Amid the outbreak's surge, Prime Minister of the Kurdistan Region Masrour Barzani issued a strongly worded statement on Friday morning to warn that the public's decreasing commitment to the government's health instructions has led to the disease "swiftly spreading."

Cases have seen such a resurgence that authorities have had to use “hotels instead of hospitals” to treat patients, KRG health minister Saman Barzanji said on Sunday.

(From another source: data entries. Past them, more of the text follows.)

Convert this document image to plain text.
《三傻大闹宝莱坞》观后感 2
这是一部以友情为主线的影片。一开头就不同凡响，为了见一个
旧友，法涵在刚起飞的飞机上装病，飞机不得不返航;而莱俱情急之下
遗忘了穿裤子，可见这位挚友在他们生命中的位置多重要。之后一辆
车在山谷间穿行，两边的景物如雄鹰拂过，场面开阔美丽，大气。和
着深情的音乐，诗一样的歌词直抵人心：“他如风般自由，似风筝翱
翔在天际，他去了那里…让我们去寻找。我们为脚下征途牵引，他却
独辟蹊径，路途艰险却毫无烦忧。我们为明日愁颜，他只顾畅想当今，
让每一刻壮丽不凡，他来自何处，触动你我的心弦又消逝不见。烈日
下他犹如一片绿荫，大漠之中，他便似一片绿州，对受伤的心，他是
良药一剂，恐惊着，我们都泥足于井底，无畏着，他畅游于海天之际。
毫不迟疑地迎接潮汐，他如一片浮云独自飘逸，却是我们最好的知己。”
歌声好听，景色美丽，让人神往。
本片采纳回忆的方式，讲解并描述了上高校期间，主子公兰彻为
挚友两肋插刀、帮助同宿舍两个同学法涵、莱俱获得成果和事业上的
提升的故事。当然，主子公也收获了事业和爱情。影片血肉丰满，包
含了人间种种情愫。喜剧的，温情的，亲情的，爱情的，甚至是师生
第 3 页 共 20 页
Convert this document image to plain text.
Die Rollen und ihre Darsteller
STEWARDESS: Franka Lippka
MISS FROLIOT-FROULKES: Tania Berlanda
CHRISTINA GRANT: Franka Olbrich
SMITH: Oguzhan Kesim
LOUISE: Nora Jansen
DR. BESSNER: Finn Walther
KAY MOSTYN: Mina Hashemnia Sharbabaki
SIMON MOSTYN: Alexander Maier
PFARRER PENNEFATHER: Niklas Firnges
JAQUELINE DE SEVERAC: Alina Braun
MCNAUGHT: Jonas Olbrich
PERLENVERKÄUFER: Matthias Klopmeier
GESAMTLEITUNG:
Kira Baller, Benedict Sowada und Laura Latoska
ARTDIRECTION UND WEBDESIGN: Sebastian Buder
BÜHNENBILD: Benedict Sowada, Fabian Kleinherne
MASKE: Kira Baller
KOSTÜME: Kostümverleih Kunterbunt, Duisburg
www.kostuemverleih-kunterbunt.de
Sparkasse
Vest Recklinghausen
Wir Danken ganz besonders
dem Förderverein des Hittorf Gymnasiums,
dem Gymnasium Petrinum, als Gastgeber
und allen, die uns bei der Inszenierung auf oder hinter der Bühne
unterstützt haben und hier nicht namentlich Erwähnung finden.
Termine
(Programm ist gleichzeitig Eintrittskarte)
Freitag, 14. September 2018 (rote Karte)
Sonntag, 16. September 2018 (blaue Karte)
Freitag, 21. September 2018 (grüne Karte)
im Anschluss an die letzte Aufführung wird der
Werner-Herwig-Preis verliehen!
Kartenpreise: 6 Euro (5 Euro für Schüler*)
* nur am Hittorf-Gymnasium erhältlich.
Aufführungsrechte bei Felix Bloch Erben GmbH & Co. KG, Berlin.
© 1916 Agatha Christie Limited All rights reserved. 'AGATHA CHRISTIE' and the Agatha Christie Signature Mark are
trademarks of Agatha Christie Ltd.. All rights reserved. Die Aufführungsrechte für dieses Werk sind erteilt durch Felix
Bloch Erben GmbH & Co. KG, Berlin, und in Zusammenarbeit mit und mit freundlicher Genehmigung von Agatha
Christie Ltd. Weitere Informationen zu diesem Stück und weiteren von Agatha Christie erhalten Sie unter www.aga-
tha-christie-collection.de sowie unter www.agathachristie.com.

Sulaimani, home to the highest number of active COVID-19 cases in the Kurdistan Region, also appears to be bearing the brunt of severe virus-induced illness. At least 30 patients in the province are showing “serious symptoms,” health directorate spokesperson Dr. Yad Naqshbandi said on Sunday.

Sulaimani hospitals are in need of more polymerase chain reaction (PCR) devices, with “more people coming to hospitals” and “showing symptoms,” Naqshbandi told Rudaw earlier on Sunday.

Sunday’s record-high case tally may well be topped, with health authorities awaiting test results for Erbil province, Barzanji told Rudaw on Sunday night.

"This [new cases] tells us that this virus is serious ... This is the danger that we have feared [in the past]. Definitely bigger numbers [of new] cases will follow because they have been in contact with other people. A number of these people have shown symptoms," he said.

Barzanji attributed the jump in cases to interpersonal contact, failure to wear face masks, and travel from the rest of Iraq to the Kurdistan Region.